53. A charneira da «Via da Verdade» e da «Opinião dos Mortais» encontra-se nos últimos versos do frg. 8. Aqui, mais do que em qualquer outra passagem, exuberantemente se confirma a verdade do que afirmávamos acima (§ 50): qualquer tradução pressupõe resolvido um problema, cuja solução, naturalmente, o tradutor-intérprete procura no momento de abeirar-se do texto original. Mas, na verdade, o que acontece, nesta passagem, é que ele já formulou mentalmente a sua hipótese acerca da relação que supõe existir entre a «Via da Verdade» e a «Opinião dos Mortais». Vamos exemplificar: seguem-se A) uma versão portuguesa (Cavalcante de Souza), B) uma versão francesa (Battistini), C) uma versão inglesa (Kirk-Raven) e D) uma versão alemã (Diels-Kranz) dos vv. 50-61 do frg. 8:

A

«Neste ponto encerro fidedigna palavra e pensamento / sobre a verdade; a opinião de mortais a partir daqui / aprende, a ordem enganadora de minhas palavras ouvindo. / Pois duas formas estatuíram que suas sentenças nomeassem, / das quais uma não se deve — no que estão errantes —; / em contrários separaram o compacto e sinais puseram / à parte um do outro, de um lado, etéreo fogo de chama, / suave e muito leve, em tudo o mesmo que ele próprio, / mas não o mesmo que o outro; e aquilo em si mesmo (puseram) / em contrário, noite sem brilho, compacto denso e pesado. / A ordem do mundo, verosímil em todos os pontos, eu te revelo, / para que nunca sentença de mortais te ultrapasse.»

B

«J’arrête ici pour toi discours sans tromperie, pensée cernant la vérité. / Les semblances auxquelles la vue des mortels fait accueil, apprends-les maintenant, / écoutant de mes vers l’ordre fallacieux. / Ils se sont résolus à nommer deux figures dont aucune doit se nommer seule — en quoi ils se sont fourvoyés. / Les opposant, ils scindèrent leur structure, leur assignèrent des marques / par quoi les séparer. Ici le feu éthéré de la flamme, / favorable, subtil, léger, à lui-même partout semblable, / à l’autre non semblable. A l’opposé, l’autre figure, à part / antagoniste, la nuit sans flambleau, structure épaisse et lourde. / Cette disposition du monde selon les lois qui lui conviennent, / à toi, toute, je la veux révéler, / pour que jamais sentence des mortels ne te dépasse.»

C

«Here I end my trustworthy discourse and thought concerning truth; henceforth learn the beliefs of mortal men listening to the deceitful ordering of my words.

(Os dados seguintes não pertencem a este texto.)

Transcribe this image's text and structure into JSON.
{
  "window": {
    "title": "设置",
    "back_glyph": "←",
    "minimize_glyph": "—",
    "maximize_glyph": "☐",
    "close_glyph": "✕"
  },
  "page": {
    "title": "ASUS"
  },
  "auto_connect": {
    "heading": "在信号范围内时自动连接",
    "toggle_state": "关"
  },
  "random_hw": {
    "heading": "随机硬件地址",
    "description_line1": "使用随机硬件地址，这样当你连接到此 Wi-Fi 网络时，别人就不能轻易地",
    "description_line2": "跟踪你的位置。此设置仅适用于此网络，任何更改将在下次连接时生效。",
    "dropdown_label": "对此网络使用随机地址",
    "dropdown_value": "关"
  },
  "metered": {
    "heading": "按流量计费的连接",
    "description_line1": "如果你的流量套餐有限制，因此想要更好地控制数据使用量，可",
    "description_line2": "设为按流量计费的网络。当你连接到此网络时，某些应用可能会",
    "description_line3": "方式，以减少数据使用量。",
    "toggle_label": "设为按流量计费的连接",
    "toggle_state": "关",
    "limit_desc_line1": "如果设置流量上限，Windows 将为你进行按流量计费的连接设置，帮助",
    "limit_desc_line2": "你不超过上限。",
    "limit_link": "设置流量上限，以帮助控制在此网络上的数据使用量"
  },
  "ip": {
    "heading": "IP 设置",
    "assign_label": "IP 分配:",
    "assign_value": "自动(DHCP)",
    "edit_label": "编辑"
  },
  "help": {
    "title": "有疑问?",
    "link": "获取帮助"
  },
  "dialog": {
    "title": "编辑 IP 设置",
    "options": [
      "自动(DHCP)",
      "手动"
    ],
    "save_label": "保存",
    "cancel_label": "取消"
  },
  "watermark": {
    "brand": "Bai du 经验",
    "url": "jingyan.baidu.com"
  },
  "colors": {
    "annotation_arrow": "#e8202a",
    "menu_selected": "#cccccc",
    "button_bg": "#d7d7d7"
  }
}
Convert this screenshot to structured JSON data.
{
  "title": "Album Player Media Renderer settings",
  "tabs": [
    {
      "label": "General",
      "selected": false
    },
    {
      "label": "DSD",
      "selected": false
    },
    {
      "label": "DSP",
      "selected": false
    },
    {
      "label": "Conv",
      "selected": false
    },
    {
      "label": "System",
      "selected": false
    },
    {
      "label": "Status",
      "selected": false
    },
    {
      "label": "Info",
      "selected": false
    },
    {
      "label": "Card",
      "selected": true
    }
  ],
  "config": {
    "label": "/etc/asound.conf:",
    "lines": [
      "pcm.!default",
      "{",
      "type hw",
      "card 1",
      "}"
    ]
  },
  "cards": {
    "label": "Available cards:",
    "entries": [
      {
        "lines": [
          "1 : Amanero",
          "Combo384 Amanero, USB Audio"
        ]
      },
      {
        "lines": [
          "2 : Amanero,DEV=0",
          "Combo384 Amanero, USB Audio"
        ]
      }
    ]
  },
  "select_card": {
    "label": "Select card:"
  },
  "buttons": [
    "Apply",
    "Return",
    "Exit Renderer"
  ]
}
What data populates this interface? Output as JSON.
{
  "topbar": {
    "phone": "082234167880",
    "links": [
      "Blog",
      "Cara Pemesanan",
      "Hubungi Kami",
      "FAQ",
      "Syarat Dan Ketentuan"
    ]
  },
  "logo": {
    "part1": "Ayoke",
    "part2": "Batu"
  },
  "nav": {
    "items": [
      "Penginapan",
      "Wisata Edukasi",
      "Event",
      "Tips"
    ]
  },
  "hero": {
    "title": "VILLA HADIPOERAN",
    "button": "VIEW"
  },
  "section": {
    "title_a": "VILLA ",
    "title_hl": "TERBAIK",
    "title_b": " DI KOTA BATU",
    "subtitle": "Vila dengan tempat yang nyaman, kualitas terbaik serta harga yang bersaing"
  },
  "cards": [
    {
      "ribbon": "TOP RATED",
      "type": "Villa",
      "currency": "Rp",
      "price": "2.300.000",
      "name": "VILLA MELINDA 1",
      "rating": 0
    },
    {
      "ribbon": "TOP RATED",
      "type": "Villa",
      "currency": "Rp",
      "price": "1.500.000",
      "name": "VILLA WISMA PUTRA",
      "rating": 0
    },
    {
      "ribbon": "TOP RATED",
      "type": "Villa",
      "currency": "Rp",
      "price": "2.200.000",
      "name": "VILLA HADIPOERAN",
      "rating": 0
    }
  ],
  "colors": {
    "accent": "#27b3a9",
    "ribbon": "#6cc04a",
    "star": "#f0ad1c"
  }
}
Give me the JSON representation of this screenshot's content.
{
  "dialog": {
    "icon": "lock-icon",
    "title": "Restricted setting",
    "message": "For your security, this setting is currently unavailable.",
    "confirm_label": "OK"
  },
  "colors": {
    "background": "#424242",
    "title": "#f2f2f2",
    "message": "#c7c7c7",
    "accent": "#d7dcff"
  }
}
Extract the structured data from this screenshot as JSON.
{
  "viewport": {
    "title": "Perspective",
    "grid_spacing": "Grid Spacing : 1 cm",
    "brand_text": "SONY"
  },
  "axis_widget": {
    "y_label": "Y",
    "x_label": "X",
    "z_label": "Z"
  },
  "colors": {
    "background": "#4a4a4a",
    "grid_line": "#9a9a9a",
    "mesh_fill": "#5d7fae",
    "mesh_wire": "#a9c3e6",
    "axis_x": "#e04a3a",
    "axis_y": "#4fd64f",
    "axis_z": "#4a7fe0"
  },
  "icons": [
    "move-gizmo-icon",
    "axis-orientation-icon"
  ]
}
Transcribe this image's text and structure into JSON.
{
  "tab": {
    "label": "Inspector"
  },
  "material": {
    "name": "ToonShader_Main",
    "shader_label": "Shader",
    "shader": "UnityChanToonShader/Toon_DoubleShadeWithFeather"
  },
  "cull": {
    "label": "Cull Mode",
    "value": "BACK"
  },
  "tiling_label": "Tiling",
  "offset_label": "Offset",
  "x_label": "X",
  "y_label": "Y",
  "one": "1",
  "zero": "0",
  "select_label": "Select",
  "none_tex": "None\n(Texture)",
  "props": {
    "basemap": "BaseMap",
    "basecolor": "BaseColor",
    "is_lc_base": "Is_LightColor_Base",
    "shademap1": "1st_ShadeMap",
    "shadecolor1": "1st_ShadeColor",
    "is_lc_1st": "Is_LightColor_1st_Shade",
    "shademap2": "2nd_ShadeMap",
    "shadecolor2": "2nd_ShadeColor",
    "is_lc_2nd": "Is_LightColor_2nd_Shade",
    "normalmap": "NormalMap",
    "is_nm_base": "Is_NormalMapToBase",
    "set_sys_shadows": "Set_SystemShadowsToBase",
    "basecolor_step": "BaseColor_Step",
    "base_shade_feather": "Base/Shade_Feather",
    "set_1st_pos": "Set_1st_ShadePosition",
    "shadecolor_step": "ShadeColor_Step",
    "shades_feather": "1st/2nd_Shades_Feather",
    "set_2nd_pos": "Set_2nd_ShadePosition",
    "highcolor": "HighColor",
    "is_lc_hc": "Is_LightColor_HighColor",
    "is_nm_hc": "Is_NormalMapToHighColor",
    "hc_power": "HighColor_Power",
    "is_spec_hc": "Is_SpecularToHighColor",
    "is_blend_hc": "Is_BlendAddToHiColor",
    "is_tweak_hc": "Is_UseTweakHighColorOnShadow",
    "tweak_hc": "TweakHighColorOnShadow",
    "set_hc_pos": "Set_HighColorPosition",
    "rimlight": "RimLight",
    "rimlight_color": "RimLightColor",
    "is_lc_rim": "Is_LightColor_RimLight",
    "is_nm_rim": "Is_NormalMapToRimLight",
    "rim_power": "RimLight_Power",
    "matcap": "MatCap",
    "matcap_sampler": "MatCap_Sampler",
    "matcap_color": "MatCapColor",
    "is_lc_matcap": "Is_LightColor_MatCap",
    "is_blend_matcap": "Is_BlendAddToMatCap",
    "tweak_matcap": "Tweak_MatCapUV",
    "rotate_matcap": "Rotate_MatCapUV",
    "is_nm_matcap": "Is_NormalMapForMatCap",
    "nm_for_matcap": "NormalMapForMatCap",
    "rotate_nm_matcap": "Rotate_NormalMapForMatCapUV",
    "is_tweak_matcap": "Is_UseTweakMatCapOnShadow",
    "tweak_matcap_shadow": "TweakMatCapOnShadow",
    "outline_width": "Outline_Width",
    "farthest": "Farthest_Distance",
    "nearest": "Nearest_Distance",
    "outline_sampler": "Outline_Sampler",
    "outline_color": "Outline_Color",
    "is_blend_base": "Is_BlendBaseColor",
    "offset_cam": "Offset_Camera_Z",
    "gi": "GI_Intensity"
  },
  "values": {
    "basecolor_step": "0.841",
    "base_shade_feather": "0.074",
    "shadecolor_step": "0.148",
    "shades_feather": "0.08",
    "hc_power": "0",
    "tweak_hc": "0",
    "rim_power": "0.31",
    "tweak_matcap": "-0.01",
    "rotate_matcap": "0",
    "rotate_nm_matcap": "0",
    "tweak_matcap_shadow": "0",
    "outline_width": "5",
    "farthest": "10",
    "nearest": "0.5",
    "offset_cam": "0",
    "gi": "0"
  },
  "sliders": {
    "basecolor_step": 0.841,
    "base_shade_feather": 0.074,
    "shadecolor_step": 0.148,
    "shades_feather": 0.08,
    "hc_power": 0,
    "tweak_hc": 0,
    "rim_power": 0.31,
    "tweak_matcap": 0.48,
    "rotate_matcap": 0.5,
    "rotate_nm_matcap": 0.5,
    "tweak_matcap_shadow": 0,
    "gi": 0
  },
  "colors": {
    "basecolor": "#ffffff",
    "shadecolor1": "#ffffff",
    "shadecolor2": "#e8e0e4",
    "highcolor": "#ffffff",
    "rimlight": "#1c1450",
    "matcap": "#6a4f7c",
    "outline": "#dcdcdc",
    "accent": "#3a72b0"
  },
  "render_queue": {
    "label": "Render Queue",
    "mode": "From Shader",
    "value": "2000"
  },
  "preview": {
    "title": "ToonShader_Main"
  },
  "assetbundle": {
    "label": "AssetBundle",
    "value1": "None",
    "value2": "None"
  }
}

For they made on their minds to name two forms, of which they must not name one only — that is where they have gone astray — and distinguished them as opposite in appearance and assigned to them manifestations different one from the other — to one the aitherial flame of fire, gentle and very light, in every direction identical with itself, but not with the other; and that other too is itself just the opposite, dark night, dense in appearance and heavy. The whole ordering of these I tell thee as it seems likely, that so no thought of mortal men shall ever outstrip thee.»

D

«Damit beschliesse ich für dich mein verlässliches Reden und Denken über die Wahrheit. Aber von hier ab lerne die menschlichen Schein-Meinung kennen, indem du meiner Worte trügliche Ordnung hörst. Sie haben nämlich ihre Ansichten dahin festgelegt, zwei Formen zu benennen (von denen man freilich eine nicht ansetzen sollte, in diesem Punkte sind sie in die Irre gegangen); und sie schieden die Gestalt gegensätzlich und sonderten ihre Merkzeichen voneinander ab: hier das ätherische Flamenfeuer, das milde, gar leichte, und sich selber überall identisch, mit dem anderen nicht identisch; aber auch jenes für sich, gerade entgegengesetzt: die lichtlose Nacht, ein dichtes und schweres Gebild. Diese Welteinrichtung teile ich dir als wahrscheinlich-einleuchtende in allen Stücken mit; so ist es unmöglich, dass dir irgendeine Ansicht der Sterblichen jemals den Rang ablaufe.»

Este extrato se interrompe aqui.